REPUBLIQUE FRANCAISE

AU NOM DU PEUPLE FRANCAIS

***

COUR D'APPEL DE TOULOUSE

1ere Chambre Section 1

***

ARRÊT DU SEPT MARS DEUX MILLE VINGT TROIS

***



APPELANT



Monsieur [S] [N]

[Adresse 2]

[Adresse 2]

[Localité 4]

Représenté par Me Dominique LAURENT de la SCP ALBAREDE ET AS...

07/03/2023

ARRÊT N°

N° RG 22/01835

N° Portalis DBVI-V-B7G-OZBS

MD / RC

Décision déférée du 29 Mars 2022

TJ hors JAF, JEX, JLD, J. EXPRO, JCP d'ALBI 21/00765

Mme MALLET

[S] [N]

C/

[G] [M]

Caisse CPAM DU TARN

CONFIRMATION

Grosse délivrée

le

à

REPUBLIQUE FRANCAISE

AU NOM DU PEUPLE FRANCAIS

***

COUR D'APPEL DE TOULOUSE

1ere Chambre Section 1

***

ARRÊT DU SEPT MARS DEUX MILLE VINGT TROIS

***

APPELANT

Monsieur [S] [N]

[Adresse 2]

[Adresse 2]

[Localité 4]

Représenté par Me Dominique LAURENT de la SCP ALBAREDE ET ASSOCIES, avocat au barreau D'ALBI

(bénéficie d'une aide juridictionnelle Totale numéro 31555.2022.010633 du 18/07/2022 accordée par le bureau d'aide juridictionnelle de TOULOUSE)

INTIMES

Monsieur [G] [M]

[Adresse 3]

[Localité 4]

Représenté par Me Géraud VACARIE de l'ASSOCIATION VACARIE - DUVERNEUIL, avocat au barreau de TOULOUSE

Caisse CPAM DU TARN

[Adresse 1]

[Localité 4]

Sans avocat constitué

COMPOSITION DE LA COUR

Après audition du rapport, l'affaire a été débattue le 17 Octobre 2022 en audience publique, devant la Cour composée de :

M. DEFIX, président

C. ROUGER, conseiller

J.C GARRIGUES, conseiller

qui en ont délibéré.

Greffier, lors des débats : N. DIABY

ARRET :

- RÉPUTÉ CONTRADICTOIRE

- prononcé publiquement par mise à disposition au greffe après avis aux parties

- signé par M. DEFIX, président, et par N. DIABY, greffier de chambre.

EXPOSÉ DES FAITS ET DE LA PROCÉDURE

Après que M. [S] [N], atteint de la maladie de [R] [P] [T], l'ait consulté pour un basculement de la cheville gauche, le Docteur [G] [M] a pratiqué une arthrodèse tibio-talienne le 11 mars 2013. Le 24 juin 2013, le Docteur [M] a retiré le matériel d'ostéosynthèse et réalisé une nouvelle arthrodèse par enclouage transplantaire rétrograde.

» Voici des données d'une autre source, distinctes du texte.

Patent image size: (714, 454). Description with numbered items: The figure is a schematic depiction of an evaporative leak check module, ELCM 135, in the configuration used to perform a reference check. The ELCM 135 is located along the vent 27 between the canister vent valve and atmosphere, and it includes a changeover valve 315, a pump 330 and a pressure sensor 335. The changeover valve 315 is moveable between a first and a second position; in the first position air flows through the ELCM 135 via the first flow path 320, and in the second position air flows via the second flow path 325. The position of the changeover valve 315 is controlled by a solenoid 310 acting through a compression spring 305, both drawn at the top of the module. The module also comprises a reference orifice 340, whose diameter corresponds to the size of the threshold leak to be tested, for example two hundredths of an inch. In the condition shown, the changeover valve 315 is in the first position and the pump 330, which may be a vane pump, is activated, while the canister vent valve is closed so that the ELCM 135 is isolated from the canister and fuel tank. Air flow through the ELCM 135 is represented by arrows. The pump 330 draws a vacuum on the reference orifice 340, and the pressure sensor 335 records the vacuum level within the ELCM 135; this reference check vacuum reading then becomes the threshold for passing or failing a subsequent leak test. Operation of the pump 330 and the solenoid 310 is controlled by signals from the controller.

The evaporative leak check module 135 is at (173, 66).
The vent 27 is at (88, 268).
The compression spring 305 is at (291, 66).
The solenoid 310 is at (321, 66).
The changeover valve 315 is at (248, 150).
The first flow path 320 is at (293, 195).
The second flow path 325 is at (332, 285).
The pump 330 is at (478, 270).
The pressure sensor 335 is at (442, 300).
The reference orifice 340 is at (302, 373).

Selon ses dires, M. [N] aurait par la suite souffert de fortes douleurs au talon ayant conduit le Docteur [M] à lui retirer la vis de chevillage du tibia le 06 décembre 2013. Après le départ de ce dernier à la retraite, le Docteur [J] lui a retiré une vis le 13 mai 2014 puis finalement à lui retirer le matériel d'ostéosynthèse et à pratiquer une nouvelle arthrodèse avec greffe osseuse.

Après avoir désigné en qualité d'expert le docteur [U], la Commission de conciliation et d'indemnisation, a rejeté la demande d'indemnisation de [S] [N] par avis du 09 février 2017 après que l'expert ait déposé un rapport concluant à un aléa thérapeuthique.

Saisi par M. [N], le juge des référés du tribunal de grande instance d'Albi a par ordonnance du 10 août 2018 ordonné la réalisation d'une expertise médicale et désigné le Docteur [E] pour y procéder, lequel a déposé le 13 mai 2019 un rapport concluant à l'absence de faute du Docteur [M].

Par acte d'huissier délivré le 07 mai 2021, M. [N] a fait assigner le Docteur [G] [M] et la Caisse primaire d'assurance maladie du Tarn devant le tribunal judiciaire d'Albi afin que soit ordonnée une contre-expertise médicale.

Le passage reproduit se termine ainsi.